Il Ravenna Festival ha proposto ieri
un’edizione in forma di concerto del verdiano Macbeth diretto dal consorte
della padrona di casa, tale Riccardo Muti.
Si è trattato in pratica di una terza esecuzione dopo le due date al Maggio Musicale nei giorni scorsi (anch’esse
senza messinscena) per celebrare i 50 anni dall’esordio del Maeschtre a Firenze. E lui non ha perso
l’occasione per auto-festeggiarsi anche nella sua città di... accasamento.
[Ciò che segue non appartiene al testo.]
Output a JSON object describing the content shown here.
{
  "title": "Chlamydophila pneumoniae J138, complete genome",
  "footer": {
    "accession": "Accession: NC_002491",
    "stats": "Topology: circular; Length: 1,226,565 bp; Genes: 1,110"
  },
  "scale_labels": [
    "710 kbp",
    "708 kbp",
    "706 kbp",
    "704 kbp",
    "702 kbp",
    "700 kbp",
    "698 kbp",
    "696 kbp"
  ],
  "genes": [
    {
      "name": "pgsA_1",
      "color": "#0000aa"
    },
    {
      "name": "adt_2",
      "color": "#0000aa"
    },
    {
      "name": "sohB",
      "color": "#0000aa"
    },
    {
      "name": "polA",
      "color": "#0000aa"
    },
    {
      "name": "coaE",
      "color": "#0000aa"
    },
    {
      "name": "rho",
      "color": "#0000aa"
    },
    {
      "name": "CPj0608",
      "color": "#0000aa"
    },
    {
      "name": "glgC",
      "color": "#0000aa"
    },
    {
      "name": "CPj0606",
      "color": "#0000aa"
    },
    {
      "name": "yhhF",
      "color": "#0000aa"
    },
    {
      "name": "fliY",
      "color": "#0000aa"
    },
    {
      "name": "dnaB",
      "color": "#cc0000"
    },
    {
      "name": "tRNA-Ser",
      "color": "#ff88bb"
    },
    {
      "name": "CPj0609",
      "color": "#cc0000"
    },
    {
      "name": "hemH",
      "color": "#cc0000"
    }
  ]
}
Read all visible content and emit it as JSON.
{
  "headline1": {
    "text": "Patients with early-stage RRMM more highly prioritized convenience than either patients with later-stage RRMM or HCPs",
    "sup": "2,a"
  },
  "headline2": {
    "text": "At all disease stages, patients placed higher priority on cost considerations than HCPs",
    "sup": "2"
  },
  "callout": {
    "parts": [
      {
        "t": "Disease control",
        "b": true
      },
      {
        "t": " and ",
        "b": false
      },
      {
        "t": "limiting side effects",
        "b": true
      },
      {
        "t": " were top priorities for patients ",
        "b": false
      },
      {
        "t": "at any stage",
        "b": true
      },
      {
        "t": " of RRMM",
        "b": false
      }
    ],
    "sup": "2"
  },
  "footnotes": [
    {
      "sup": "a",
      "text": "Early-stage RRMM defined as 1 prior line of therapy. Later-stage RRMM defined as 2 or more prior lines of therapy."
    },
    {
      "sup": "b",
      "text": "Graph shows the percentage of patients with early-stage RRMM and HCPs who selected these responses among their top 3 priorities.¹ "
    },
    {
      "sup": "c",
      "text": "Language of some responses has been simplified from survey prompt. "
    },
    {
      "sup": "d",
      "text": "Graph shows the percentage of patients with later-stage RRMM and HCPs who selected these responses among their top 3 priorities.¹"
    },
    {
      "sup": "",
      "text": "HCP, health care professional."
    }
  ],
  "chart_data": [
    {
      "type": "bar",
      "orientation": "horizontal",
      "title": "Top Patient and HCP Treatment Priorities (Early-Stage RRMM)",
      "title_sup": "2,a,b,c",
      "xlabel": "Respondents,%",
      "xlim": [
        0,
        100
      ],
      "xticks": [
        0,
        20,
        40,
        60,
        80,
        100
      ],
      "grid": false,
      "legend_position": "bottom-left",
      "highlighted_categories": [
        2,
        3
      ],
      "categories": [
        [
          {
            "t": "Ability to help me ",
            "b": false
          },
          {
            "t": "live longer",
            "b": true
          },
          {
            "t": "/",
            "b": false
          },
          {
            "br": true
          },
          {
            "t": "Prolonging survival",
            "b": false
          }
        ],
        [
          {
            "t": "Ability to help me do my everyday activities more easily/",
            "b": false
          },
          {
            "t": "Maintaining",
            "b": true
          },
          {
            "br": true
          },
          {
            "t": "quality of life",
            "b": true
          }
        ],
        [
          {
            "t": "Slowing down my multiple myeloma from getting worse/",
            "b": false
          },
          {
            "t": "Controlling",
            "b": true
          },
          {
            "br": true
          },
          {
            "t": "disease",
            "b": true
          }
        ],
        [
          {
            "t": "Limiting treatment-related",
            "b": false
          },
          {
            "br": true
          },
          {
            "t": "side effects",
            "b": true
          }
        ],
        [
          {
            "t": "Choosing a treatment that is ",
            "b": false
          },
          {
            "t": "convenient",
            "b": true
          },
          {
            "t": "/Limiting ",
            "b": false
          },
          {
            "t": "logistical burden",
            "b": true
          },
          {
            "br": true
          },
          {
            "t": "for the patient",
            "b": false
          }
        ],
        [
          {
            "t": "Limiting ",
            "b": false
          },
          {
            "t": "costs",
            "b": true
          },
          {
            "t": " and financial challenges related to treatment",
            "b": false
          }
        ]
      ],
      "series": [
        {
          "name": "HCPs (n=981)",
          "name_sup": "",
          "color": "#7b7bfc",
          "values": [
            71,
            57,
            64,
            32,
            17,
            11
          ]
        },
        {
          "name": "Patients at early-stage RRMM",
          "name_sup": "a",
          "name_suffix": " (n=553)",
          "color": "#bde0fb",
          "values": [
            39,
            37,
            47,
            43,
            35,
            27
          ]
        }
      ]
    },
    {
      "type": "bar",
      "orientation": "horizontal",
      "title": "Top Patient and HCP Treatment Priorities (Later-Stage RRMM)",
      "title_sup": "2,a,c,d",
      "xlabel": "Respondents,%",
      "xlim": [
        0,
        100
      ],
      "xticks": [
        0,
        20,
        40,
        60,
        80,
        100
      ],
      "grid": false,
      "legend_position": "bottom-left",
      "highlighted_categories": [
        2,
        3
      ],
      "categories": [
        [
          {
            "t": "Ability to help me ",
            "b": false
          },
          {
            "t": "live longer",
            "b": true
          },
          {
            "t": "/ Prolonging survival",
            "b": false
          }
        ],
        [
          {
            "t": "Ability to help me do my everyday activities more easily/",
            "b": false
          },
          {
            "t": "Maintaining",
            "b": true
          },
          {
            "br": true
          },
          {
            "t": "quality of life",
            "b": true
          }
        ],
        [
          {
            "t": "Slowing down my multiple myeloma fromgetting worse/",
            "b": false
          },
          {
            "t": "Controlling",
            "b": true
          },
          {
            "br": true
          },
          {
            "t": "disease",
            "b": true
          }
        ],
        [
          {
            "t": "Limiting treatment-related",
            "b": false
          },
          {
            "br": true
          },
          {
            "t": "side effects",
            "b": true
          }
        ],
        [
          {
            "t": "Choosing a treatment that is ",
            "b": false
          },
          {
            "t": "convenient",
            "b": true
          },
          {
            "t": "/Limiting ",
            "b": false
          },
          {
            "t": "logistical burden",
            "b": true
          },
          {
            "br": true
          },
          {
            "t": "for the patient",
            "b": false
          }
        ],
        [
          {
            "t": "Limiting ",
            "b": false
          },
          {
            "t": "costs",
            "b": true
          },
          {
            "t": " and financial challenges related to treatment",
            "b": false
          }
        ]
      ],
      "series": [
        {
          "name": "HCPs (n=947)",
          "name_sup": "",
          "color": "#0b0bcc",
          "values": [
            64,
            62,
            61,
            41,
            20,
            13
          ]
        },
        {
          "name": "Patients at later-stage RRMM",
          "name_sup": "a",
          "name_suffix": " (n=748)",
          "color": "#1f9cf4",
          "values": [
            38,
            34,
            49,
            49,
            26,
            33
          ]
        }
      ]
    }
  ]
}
L’immenso PalaDeAndrè non è certo l’ambiente ideale per questi tipi di
spettacolo e l’acustica, nonostante le diffuse pannellature, non è paragonabile
a quella non solo dell’OF, ma di un
qualsiasi teatro. Ciononostante la recita non ha tradito le attese e le tribune
dell’arena erano gremite di gente cosmopolita (inclusi francesi e croazzi, reduci
da tutt’altro tipo di spettacolo...)
Versione parigina del 1865, completa di
ballabili, che è stata eseguita (abbastanza inspiegabilmente, o per accordi con
il... bar) con due intervalli (1-2 e 2-3) il che ha portato la fine dello
spettacolo (iniziato alle 21:00) ben oltre le 00:30 (...ma tanto siam qui in
vacanza). Orchestra disposta con le viole al proscenio e cantanti dislocati
proprio sotto il podio di Muti, che poteva letteralmente... imboccarli come fa
una mamma con i pargoletti. E imbeccare anche il pubblico, con palesi
ammiccamenti ad attivare applausi a scena aperta dopo le arie più famose.
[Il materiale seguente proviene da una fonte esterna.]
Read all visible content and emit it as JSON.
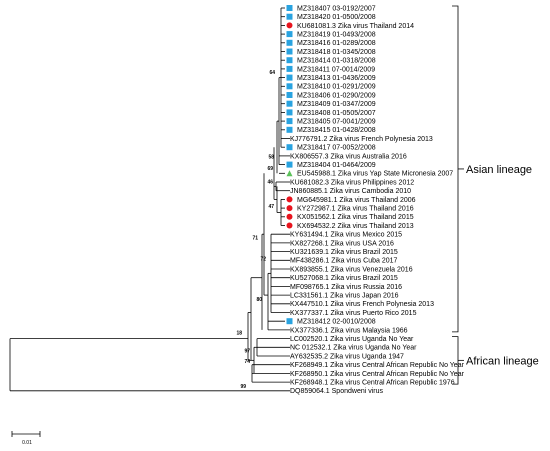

Un Muti in gran spolvero, che quando l’oggetto
è Verdi lascia infallibilmente il segno, dall’alto della sua ormai
semi-secolare esperienza. Stacco di tempi esemplare, attenzione ai dettagli e alla
varietà di dinamiche, attacchi a voci e coro sobri ma efficaci, insomma una
direzione di livello assoluto.
Direzione assecondata al meglio dagli
strumentisti e dal coro (di Lorenzo
Fratini) del Maggio, esemplari nel ricreare le atmosfere ora cupe, ora
irridenti (le streghe) ora meste (Patria
oppressa... un capolavoro) o esaltanti che costellano la partitura.
Le
voci dei protagonisti tutte all’altezza, a cominciare da Luca Salsi, un Macbeth autorevole, voce di gran spessore e accenti
sempre adeguati alla circostanza drammatica. Alla Lady di Vittoria Yeo si può forse rimproverare una certa freddezza di esposizione,
ma la voce è ben impostata e la tecnica (richiesta da Verdi in alcuni passaggi
assai difficili) più che apprezzabile. Ottimo come sempre Francesco Meli (Macduff) in una parte peraltro non proibitiva (una
perla però, la sua Ah, la paterna mano)
ed autorevole il Banco di Riccardo
Zanellato, per il quale Muti ha quasi... imposto l’applauso di commiato
dopo la sua brutta fine nella quarta scena dell’Atto II. Bella voce da tenore
leggero ha sciorinato Riccardo Rados
(Malcolm) conducendo il finale Arrivano-i-nostri.
La damigella di Lady e il medico, Antonella
Carpenito e Vito Luciano Roberti
hanno dignitosamente completato il cast. Domestico, sicario, araldo e prima
apparizione erano impersonati da artisti del coro (Vito Roberti, Giovanni Mazzei,
Egidio Naccarato e Nicolò Ayroldi) mentre le altre due
apparizioni erano cantate da due voci bianche (Pietro Beccheroni e Arianna Fracasso).
Successo grandissimo, siglato da
ovazioni per tutti: davvero una serata da incorniciare.